Bukti ini akan membantu membawa mereka yang bertanggung jawab atas pelanggaran hak asasi manusia ke pengadilan. “Kami tidak hanya mendokumentasikan bukti-bukti, namun juga saksi-saksi berani yang bersedia memberikan kesaksian melawan Taliban,” jelas Manawi, seraya menambahkan: “Taliban telah menunjukkan selama tiga tahun terakhir bahwa mereka tidak akan berubah. undang-undang “kebajikan” baru yang menetapkan aturan perilaku yang lebih ketat, terutama bagi perempuan.”
Perempuan Afghanistan, baik di dalam maupun di luar negeri, menyerukan komunitas internasional untuk meminta pertanggungjawaban mereka yang bertanggung jawab atas penindasan yang mereka alami.
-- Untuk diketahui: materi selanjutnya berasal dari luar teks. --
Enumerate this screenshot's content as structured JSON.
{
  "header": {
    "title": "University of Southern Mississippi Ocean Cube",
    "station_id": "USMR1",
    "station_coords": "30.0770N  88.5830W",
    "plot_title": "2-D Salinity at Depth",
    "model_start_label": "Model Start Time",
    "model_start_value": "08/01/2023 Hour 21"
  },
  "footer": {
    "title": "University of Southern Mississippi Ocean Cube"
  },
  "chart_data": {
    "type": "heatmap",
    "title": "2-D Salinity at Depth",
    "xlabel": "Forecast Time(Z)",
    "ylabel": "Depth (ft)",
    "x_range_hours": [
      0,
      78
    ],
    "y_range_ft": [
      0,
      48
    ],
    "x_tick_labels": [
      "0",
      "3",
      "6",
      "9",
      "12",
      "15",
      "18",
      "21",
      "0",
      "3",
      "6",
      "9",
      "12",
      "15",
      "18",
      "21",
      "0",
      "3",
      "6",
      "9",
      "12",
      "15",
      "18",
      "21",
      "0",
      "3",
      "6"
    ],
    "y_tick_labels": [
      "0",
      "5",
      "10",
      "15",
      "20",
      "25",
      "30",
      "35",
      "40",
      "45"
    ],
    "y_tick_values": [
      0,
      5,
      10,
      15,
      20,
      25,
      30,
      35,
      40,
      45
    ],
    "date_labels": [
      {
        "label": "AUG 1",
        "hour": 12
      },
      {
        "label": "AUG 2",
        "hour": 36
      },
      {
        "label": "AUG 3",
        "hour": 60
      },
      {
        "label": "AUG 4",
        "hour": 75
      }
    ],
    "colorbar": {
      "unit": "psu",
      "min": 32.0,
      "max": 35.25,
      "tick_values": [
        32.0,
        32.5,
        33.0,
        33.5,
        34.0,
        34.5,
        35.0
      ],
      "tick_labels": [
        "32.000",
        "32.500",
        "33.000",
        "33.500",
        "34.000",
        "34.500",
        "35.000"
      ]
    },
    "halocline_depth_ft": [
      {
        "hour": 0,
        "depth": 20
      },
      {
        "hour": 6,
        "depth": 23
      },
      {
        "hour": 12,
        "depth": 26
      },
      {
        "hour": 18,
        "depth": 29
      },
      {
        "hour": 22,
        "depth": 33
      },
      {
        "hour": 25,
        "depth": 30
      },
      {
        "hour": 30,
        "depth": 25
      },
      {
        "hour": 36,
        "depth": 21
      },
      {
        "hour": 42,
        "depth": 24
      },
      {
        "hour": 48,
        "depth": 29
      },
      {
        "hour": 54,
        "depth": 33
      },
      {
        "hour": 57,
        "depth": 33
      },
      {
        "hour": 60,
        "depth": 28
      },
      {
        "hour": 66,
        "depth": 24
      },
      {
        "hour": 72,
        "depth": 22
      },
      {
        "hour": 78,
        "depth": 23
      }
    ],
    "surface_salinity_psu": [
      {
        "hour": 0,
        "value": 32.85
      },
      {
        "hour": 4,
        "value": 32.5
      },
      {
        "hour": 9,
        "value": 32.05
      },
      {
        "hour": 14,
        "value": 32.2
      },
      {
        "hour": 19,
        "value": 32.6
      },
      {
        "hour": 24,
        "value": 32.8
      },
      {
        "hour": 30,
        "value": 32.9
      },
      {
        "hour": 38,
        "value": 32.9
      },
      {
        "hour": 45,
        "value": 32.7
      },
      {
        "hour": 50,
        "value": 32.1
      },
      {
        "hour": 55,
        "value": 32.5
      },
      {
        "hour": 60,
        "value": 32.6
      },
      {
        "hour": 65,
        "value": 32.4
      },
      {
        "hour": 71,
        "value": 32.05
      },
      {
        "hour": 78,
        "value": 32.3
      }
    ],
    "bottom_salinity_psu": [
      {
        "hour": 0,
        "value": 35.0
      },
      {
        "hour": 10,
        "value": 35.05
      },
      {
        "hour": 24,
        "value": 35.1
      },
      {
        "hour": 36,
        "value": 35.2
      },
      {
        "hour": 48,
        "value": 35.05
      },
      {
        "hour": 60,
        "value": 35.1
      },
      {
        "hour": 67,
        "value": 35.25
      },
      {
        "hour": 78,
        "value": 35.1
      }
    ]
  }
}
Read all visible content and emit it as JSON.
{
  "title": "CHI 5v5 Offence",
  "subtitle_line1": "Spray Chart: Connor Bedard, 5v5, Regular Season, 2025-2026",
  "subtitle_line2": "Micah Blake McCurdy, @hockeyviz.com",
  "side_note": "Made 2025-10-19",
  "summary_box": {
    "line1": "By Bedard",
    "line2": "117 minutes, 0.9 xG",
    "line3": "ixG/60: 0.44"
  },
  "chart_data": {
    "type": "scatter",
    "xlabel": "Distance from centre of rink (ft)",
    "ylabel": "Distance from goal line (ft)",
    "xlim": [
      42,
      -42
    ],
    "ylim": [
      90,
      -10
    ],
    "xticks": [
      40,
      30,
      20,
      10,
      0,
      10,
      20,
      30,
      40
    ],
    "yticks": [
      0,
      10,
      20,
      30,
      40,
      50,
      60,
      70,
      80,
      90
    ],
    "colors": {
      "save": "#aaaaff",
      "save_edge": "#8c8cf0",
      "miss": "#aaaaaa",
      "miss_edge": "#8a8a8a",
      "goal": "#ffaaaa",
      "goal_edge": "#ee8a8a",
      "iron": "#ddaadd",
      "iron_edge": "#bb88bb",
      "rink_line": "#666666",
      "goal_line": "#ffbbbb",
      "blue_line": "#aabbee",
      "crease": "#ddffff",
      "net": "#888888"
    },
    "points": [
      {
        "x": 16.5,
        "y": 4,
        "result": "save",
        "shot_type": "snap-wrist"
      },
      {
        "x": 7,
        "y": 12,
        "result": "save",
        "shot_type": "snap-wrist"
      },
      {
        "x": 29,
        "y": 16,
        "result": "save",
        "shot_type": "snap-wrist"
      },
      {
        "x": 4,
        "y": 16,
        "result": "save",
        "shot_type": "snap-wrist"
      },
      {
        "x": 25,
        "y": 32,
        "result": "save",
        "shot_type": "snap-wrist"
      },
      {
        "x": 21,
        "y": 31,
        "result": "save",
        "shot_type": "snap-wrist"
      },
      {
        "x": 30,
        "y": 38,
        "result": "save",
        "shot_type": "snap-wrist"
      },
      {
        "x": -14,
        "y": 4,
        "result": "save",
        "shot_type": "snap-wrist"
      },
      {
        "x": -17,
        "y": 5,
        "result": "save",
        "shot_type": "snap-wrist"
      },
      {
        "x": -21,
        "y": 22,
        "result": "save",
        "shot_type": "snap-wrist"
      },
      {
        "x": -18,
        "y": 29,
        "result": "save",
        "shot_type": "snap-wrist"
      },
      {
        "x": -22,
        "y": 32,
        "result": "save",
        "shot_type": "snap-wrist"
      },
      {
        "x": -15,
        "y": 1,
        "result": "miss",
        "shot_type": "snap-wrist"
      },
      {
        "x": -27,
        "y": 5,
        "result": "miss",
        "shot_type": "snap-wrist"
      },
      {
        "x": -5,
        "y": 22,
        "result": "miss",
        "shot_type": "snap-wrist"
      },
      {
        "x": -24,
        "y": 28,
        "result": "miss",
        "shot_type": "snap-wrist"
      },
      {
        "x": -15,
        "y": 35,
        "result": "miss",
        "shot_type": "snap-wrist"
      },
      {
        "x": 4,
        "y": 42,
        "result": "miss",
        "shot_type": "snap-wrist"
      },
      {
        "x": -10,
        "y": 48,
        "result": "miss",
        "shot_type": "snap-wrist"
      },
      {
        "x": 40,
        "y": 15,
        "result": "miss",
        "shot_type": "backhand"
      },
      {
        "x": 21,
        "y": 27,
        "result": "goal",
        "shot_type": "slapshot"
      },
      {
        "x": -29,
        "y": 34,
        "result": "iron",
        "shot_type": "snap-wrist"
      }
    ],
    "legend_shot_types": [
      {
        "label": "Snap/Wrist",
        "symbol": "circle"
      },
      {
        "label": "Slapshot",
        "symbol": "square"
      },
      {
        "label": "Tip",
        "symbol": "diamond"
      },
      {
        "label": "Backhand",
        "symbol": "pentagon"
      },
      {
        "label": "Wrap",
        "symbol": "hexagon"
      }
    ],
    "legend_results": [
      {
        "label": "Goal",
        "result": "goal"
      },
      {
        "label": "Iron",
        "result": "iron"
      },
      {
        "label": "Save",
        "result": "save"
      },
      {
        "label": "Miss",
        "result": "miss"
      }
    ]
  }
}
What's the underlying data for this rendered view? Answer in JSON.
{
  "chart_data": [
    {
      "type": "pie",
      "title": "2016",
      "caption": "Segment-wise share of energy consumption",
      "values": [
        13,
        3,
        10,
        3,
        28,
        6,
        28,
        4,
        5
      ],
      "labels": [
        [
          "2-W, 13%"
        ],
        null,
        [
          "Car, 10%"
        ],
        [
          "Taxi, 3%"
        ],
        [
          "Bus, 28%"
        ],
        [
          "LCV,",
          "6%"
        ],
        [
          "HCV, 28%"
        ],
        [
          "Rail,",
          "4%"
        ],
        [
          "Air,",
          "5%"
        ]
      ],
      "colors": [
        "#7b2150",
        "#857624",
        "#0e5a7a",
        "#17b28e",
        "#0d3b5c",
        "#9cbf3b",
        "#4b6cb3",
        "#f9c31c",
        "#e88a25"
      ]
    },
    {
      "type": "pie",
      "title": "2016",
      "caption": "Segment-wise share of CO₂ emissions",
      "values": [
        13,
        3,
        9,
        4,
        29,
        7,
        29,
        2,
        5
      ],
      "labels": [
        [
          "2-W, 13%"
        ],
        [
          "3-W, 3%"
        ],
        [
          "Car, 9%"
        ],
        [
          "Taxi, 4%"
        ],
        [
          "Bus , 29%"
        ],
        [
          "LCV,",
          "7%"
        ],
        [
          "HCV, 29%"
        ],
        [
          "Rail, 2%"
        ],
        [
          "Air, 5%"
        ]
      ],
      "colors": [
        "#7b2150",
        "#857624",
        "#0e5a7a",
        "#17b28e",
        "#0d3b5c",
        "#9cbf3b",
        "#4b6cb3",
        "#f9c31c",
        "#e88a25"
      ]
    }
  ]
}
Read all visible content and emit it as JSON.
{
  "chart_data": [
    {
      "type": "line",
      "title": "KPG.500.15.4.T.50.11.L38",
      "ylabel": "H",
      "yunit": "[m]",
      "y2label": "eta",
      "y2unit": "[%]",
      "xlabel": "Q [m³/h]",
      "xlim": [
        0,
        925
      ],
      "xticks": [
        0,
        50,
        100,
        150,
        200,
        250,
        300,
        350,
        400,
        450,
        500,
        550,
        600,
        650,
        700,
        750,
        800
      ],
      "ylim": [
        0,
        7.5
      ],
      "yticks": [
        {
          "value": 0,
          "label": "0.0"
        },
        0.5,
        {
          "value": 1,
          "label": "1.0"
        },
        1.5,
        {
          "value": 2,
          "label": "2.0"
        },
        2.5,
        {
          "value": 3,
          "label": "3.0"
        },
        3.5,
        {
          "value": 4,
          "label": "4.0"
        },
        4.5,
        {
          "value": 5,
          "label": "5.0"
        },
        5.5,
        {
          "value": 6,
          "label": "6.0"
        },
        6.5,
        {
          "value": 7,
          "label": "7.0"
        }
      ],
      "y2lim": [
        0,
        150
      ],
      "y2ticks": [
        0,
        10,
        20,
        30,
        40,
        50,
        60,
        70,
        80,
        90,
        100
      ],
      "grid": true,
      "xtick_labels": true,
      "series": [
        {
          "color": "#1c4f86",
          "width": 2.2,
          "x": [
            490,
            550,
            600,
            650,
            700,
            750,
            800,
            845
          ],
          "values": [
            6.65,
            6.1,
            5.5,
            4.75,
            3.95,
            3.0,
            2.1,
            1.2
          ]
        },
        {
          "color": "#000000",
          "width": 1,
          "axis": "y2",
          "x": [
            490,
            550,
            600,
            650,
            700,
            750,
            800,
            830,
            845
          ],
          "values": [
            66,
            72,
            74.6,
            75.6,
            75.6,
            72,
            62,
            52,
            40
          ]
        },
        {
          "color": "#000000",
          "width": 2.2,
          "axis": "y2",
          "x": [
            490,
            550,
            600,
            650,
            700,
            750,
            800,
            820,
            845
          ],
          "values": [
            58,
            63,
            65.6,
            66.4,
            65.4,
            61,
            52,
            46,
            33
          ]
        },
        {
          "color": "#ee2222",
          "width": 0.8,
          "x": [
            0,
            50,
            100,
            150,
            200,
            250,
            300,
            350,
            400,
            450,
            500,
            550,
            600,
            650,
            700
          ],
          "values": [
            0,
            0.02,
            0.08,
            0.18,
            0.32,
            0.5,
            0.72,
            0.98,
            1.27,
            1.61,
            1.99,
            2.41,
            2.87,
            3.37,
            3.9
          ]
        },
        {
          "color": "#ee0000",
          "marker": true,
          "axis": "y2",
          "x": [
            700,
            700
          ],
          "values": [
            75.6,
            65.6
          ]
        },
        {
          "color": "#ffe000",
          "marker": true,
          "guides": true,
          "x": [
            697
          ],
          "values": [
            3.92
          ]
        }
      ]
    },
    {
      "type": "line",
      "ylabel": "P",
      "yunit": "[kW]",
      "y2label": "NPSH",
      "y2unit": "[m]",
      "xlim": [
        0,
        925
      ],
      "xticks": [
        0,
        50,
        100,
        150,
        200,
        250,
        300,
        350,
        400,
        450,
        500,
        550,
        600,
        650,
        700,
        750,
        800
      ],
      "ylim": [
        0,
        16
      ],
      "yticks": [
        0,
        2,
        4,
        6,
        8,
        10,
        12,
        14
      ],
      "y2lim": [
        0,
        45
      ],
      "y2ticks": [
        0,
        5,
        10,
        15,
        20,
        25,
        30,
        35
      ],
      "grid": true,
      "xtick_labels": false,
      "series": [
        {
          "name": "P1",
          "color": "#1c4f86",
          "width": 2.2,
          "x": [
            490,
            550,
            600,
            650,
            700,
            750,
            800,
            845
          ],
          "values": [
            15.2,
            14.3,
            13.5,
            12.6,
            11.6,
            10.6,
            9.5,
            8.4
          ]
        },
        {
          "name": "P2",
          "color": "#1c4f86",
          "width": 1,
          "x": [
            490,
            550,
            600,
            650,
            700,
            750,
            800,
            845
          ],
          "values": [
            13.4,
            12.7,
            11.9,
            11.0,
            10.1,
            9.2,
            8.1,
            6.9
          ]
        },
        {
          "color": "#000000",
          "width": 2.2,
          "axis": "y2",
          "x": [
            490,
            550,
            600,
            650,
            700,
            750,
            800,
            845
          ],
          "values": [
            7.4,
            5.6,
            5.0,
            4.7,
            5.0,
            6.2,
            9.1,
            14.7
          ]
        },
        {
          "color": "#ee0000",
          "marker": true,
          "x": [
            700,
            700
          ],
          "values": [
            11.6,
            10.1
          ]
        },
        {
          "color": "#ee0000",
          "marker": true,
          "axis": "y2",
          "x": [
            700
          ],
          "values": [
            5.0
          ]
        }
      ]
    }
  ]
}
Setelah hampir 20 tahun kehadiran militer Barat, Taliban kembali mengambil alih kekuasaan pada Agustus 2021 dan memproklamirkan teokrasi Islam. Sejak saat itu, mereka menerapkan penafsiran Islam yang ketat dengan hukum yang kejam dan secara khusus membatasi hak-hak perempuan. PBB berbicara tentang “apartheid gender” dalam konteks ini.